El joven ingeniero tuvo listo el prototipo en tres meses. En ese lapso, Bushnell no le había prestado atención, ocupado en crear una versión multijugador de Computer Space para proponérsela a Nutting Associates, y en vender un arcade de carreras computarizado (que aún no tenía) a Bally Midway. Por otra parte, él y Dabney habían empezado un servicio de reparaciones de pinballs, gramolas y otras máquinas operadas por monedas a lo largo del circuito principal de salas recreativas de Santa Clara. Era lo que estaba pagando los costos y apenas alcanzaba el tiempo para otra cosa. Pero cuando por fin Al les mostró el juego de ping pong, ambos se sorprendieron. Nolan tuvo que admitir que sólo se lo había encargado como un ejercicio, pero que le parecía fenomenal. Varias noches jugaron Nolan, Ted, Cynthia y Al, y siempre se divertían a lo grande. Así que Bushnell decidió probar qué ocurriría de llevar el juego al bar de un conocido en Sunnyvale, que era parte del recorrido del servicio de reparaciones. Allan hizo entonces algunos ajustes más –la placa nunca se había fabricado y todo era un enredo de cables–, y Ted construyó un mueble con el mecanismo de monedas, que por cuestiones de presupuesto las arrojaba en un cartón de leche vacío.

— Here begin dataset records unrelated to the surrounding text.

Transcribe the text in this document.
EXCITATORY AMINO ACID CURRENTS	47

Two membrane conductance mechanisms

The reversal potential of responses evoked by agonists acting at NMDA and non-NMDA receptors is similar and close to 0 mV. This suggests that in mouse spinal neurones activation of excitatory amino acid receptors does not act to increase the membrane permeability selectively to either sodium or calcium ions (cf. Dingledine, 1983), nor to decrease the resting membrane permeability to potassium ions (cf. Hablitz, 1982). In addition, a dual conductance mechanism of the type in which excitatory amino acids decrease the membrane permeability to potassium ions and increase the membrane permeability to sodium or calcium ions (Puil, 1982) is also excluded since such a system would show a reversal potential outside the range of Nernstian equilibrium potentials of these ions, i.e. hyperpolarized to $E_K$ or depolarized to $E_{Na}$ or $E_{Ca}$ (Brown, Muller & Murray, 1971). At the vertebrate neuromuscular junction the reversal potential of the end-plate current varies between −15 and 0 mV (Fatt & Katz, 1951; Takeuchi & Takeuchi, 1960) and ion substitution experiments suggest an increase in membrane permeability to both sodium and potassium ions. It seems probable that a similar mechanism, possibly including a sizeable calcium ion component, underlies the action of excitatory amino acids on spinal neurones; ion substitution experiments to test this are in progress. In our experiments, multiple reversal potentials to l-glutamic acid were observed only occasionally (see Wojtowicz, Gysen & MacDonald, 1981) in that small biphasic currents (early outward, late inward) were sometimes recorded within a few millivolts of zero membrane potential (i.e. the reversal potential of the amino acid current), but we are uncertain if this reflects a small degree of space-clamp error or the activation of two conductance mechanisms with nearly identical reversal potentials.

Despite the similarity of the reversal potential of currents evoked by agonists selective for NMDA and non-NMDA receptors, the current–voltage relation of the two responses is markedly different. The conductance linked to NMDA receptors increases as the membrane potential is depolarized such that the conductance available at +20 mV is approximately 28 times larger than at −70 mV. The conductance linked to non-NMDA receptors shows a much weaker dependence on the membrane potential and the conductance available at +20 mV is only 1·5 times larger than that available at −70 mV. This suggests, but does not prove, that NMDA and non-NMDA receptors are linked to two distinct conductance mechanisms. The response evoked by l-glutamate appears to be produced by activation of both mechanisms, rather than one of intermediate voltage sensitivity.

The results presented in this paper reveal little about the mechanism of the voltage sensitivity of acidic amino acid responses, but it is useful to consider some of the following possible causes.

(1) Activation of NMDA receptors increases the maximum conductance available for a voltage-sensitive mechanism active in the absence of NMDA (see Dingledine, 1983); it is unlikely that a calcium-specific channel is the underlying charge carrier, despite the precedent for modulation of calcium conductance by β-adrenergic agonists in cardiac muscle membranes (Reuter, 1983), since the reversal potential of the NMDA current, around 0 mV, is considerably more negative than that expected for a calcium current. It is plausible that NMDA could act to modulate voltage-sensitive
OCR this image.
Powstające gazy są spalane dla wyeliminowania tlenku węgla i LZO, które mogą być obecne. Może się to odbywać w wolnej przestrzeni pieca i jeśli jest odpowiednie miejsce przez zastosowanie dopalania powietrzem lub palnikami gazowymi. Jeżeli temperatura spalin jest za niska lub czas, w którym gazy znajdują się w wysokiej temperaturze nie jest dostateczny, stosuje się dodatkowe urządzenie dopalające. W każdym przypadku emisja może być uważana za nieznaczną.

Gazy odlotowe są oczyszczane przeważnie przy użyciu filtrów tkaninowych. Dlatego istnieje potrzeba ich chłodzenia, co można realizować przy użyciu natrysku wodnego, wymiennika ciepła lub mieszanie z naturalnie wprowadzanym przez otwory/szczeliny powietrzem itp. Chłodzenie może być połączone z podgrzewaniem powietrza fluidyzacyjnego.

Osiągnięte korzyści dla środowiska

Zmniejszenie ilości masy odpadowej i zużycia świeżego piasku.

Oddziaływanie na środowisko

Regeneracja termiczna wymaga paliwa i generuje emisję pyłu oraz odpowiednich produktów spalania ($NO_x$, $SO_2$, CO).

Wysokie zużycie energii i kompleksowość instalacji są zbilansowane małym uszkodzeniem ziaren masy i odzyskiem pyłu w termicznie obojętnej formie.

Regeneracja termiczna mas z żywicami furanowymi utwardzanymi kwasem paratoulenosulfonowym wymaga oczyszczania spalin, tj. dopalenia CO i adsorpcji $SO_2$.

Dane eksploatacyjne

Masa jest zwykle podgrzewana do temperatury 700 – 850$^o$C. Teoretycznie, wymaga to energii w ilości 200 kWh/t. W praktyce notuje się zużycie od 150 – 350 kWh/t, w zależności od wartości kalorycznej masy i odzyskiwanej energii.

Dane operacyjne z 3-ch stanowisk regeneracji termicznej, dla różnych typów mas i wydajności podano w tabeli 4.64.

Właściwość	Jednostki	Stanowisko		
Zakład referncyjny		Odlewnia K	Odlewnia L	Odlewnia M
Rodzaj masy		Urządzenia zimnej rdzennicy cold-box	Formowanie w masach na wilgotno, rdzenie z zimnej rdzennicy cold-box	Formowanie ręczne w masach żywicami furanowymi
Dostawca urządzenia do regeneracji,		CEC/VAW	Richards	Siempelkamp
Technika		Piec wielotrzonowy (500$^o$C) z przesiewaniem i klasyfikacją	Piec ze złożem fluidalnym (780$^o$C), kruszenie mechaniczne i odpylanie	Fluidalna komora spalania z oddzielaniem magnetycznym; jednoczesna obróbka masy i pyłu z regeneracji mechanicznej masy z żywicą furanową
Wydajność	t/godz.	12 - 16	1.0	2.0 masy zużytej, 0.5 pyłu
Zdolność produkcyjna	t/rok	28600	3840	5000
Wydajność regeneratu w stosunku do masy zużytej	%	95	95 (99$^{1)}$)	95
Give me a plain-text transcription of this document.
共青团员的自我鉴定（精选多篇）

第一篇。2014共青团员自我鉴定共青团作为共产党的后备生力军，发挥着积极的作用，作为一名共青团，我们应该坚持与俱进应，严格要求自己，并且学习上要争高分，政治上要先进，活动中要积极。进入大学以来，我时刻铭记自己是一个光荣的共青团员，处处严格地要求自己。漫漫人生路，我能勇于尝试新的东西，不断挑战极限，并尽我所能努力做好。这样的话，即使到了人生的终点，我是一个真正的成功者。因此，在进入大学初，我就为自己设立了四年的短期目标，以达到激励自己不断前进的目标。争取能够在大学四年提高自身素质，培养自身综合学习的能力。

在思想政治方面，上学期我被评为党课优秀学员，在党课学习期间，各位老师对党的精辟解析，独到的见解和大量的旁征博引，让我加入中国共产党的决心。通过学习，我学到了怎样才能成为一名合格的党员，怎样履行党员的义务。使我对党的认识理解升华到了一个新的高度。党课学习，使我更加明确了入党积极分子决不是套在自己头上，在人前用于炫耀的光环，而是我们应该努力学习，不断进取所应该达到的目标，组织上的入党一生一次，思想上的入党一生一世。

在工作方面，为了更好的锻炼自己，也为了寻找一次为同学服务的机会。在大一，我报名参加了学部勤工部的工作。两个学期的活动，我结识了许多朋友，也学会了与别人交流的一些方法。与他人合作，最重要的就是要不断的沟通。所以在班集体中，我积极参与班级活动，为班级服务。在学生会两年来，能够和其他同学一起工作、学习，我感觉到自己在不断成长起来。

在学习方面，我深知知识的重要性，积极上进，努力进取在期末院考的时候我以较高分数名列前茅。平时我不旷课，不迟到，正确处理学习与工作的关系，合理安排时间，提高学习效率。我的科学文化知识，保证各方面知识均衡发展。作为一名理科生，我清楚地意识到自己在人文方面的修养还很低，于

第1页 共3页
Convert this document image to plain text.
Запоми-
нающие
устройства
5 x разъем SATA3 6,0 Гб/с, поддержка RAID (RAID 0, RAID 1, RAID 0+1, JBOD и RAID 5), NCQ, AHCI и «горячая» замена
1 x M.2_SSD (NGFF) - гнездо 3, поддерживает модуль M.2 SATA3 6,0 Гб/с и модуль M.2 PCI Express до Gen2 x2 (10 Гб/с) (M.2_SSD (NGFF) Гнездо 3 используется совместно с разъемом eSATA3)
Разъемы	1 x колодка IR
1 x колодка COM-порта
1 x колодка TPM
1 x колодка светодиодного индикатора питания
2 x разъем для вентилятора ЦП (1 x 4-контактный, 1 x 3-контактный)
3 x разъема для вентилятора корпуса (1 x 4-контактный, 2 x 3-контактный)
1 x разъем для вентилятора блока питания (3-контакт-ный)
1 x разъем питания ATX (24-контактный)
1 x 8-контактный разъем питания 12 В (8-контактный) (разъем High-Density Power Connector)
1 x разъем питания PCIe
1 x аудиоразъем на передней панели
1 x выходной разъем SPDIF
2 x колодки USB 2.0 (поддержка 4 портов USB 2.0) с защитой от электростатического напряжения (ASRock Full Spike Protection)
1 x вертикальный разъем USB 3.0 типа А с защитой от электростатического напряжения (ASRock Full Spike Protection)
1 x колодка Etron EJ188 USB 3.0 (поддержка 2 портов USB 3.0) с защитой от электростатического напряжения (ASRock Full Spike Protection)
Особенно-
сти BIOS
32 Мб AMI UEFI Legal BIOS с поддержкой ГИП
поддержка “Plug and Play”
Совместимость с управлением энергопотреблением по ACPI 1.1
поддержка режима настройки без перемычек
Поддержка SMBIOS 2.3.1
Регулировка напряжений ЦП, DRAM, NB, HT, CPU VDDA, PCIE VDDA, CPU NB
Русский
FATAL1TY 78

El ingeniero Allan Alcorn, petiso y con aspecto lúgubre, empuja la doble puerta y lo primero que ve es una sala de recepción oscura, sobrecargada de adornos y con varias máquinas recreativas. Hay algunos pinballs y una Computer Space, y allí está Pong, como la ha bautizado Nolan. Sólo un borracho juega al pinball. La máquina de Atari está sola.

Deposit quarter

Ball will serve automatically

Avoid missing ball for high score

El corazón de Al Alcorn parece que va a estallar en cualquier instante. Debe cumplir con el pedido de Bushnell. Después de todo, podría funcionar. Tras volver a comprobar que no hay miradas indiscretas, rápidamente el ingeniero utiliza la llave que trae y destraba la pequeña portezuela del mecanismo receptor de las monedas. Ya puede ver el cartón de leche, casi vacío. El sudor le llueve por la cara mientras mete puñado tras puñado de monedas de veinticinco centavos y vuelve a cerrar con llave. Se incorpora mirando alrededor, pero el borracho apenas le presta atención, ocupado tanto en pegarle duro a los flippers como en seguir de pie. Acto seguido, Al va hasta la barra y pide un café. Y luego otro, y otro. El dueño no lo conoce, de manera que no puede sospechar, repite una y otra vez para sí mismo. Dos horas tiene que esperar hasta que llega la queja de un cliente. No puede jugar, no anda, dice. Allan ve que el gerente va hasta la máquina, olfatea un rato y vuelve para hacer una llamada telefónica. Media hora más tarde, Nolan Bushnell y Ted Dabney llegan apurados y abren la máquina para proceder a su reparación. Y entonces se escribe la historia: nadie puede creer que el problema de Pong no es un mal funcionamiento, sino que ya no le entran moneditas del éxito que tiene. Será bueno, grita Nolan, que hagamos correr la voz.